I think you're right. sin(0) == sin(pi) but that is not an integer "k" multiples of "p" (2*pi) away from the cycle.
@@danielraymond3045 Right. But the moment you move slightly away from 0 in either direction, you'll see that the same thing doesn't hold at sin(pi). In other words, sin(0 + eps) =/= sin(pi + eps), but instead sin(0 + eps) = sin(0 + 2*pi + eps).
@@sagardollin475 You got it Sagar
@@ethiopianqubit I think I'm missing something. f(x) == f(y) ONLY if |x - y| = kp. So, if there was a case where f(x) == f(y) and |x - y| =/= kp, then the double implication breaks, no?
Thank you !!!
35:41 FOR QFT
God bless. You saved my ass.
U Shape Wave
Thanks for your informative and well produced video.
Hello,You and your viewers might find my quantum-like analog interesting and or useful.
I have been trying to describe the “U” shape wave that is produced in my amateur science mechanical model in the video linked below.
I hear if you over-lap wave together using Fournier Transforms, it may make a “U” shape or square wave. Can this be correct representation Feynman Path Integrals?
In the model, “U” shape waves are produced as the loading increases and just before the wave-like function shifts to the next higher energy level.

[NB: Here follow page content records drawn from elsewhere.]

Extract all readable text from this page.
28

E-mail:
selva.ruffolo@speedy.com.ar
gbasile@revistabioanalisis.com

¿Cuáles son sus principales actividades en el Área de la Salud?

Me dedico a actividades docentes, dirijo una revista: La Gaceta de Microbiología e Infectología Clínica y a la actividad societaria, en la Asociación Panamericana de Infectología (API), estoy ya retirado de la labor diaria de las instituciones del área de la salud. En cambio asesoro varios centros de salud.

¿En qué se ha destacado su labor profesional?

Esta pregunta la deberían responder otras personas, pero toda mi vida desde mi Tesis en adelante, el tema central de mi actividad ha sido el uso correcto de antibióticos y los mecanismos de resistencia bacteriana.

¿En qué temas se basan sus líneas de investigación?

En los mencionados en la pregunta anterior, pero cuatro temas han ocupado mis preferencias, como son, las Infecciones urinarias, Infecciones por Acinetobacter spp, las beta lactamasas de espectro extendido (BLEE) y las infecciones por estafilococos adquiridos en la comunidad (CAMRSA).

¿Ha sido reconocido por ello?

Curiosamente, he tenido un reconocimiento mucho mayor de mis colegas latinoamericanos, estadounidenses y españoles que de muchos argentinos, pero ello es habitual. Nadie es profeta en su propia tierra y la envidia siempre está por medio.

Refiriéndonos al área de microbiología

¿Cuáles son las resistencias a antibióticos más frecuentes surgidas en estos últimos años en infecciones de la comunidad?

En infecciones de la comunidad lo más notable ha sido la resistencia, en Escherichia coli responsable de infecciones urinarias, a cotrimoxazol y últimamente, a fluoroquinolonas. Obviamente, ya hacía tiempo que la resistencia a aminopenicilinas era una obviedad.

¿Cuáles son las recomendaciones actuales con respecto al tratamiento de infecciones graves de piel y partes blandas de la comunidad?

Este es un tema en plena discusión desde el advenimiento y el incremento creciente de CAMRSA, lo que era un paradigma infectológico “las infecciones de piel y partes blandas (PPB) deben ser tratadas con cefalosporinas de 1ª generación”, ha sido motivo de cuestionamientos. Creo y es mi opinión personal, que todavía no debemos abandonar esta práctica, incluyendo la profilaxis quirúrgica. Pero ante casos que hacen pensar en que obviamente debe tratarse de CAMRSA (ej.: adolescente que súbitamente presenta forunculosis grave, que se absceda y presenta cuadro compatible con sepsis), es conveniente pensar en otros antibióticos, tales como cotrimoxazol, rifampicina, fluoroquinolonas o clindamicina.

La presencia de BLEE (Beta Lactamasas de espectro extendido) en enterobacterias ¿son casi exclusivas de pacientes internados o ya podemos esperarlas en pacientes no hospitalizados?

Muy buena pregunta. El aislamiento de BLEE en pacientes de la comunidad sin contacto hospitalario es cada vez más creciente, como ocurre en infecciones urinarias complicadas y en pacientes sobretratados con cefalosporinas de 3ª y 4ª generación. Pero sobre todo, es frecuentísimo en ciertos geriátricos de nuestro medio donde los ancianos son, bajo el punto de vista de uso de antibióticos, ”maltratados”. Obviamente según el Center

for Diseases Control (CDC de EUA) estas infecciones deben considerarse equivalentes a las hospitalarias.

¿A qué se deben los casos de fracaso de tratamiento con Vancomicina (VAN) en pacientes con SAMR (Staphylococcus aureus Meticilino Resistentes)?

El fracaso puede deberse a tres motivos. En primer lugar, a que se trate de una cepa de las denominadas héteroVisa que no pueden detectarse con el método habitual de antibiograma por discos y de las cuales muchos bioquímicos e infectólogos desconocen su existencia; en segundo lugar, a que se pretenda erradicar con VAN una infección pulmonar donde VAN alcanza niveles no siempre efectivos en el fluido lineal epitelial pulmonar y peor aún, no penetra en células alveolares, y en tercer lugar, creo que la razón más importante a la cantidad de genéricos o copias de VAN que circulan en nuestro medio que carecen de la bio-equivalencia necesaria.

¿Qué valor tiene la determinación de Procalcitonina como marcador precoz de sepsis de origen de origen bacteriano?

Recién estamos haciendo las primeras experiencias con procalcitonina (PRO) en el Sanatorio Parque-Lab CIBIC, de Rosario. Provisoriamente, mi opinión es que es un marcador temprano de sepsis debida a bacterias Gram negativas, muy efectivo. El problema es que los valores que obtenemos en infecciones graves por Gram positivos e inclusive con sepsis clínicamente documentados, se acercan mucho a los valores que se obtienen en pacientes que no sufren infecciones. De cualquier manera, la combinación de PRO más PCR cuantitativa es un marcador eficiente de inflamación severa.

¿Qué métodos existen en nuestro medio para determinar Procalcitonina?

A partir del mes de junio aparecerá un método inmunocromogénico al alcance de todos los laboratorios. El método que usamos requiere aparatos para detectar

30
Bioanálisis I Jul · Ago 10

Your viewers might be interested in seeing the load verse deflection graph in white paper found elsewhere on my RUclips channel.
Actually replicating it with a sheet of clear folder plastic and tape and seeing it first hand is worth the effort.
ruclips.net/video/wrBsqiE0vG4/видео.htmlsi=waT8lY2iX-wJdjO3
hmm handwriting is hard to read for people with disabilities and foreign students. IBM should hire a Educational Technology to not create unnecessary cognitive overload.